Having gaps between primary keys is common due to Oracle sequences not reverting during a rollback. What is not common, especially in a non-clustered environment, is the sequences having the appearance of decreasing. In this example, the sequence went from 41 to 23. This is also normally not an issue if the developer does not rely on using the primary key for ordering or querying for order. However, in this case, the third party Spring Batch library does indeed query on the primary key for ordering which is a design flaw leading to Spring Batch thinking our job has already run ("JobInstance already exists and is not restartable").
ROOT CAUSE
In a clustered DB environment, whenever someone opens a database connection, there is no guarantee which cluster node the user will connect to if the sequences are setup per the SQL files included with Spring Batch.
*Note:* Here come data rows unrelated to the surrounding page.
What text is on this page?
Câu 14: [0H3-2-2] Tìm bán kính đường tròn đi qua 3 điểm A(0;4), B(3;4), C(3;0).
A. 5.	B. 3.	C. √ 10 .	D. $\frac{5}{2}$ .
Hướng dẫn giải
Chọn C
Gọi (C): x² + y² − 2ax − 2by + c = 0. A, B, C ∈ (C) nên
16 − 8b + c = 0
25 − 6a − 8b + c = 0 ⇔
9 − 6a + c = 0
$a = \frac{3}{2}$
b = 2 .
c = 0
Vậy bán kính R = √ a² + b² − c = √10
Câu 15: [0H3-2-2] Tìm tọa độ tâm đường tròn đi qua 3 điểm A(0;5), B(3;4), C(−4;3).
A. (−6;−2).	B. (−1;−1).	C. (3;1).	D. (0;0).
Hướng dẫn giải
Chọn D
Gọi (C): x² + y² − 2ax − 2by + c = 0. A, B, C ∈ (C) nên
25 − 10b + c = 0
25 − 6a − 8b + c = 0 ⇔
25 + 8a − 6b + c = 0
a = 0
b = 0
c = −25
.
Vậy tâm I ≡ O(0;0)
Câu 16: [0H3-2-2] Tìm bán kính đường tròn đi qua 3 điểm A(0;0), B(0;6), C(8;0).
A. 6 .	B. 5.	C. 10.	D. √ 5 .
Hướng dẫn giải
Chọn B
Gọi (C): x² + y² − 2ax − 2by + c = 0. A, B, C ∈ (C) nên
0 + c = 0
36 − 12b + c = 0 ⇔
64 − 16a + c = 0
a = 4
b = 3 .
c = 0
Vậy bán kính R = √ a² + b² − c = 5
In Oracle, the default cache size for a sequence is 20 when created as such in the resources file business-schema-oracle10g.sql:
CREATE SEQUENCE CUSTOMER_SEQ START WITH 5;
CREATE SEQUENCE BATCH_STAGING_SEQ START WITH 0 MINVALUE 0;
CREATE SEQUENCE TRADE_SEQ START WITH 0 MINVALUE 0;
This eventually leads to possibilities where the primary key can be written out of sequence specially when new DB connections are established. This is not a problem because most DBs only guarantee a unique primary key -- not a primary key in order. The true problem seems to be that Spring Batch is relying on the primary key being in order which I've always been taught should not be done. Developers shouldn't read the primary key for ordering.
PROPOSED SOLUTIONS
There are several potential solutions.
(1) Specify 'nocache' for each of the three sequences
(e.g., CREATE SEQUENCE CUSTOMER_SEQ START WITH 5 NOCACHE;)
(2) Specify a shared pooling for each of the three sequences
(3) Design the Spring Batch tables/logic not to rely on the primary key increasing in order. A new column could be added to the table, for example, for tracking ordering.
I lean towards solution (3) because it would solve the problem regardless of which DB utilized and is considered good software design. This primary key sequencing issue may also be present in other DBs besides Oracle so solution (3) would be database agnostic. Solution (1) could be a cheap and easy fix until (3) is completed.
Affects: 2.0.4
2 votes, 6 watchers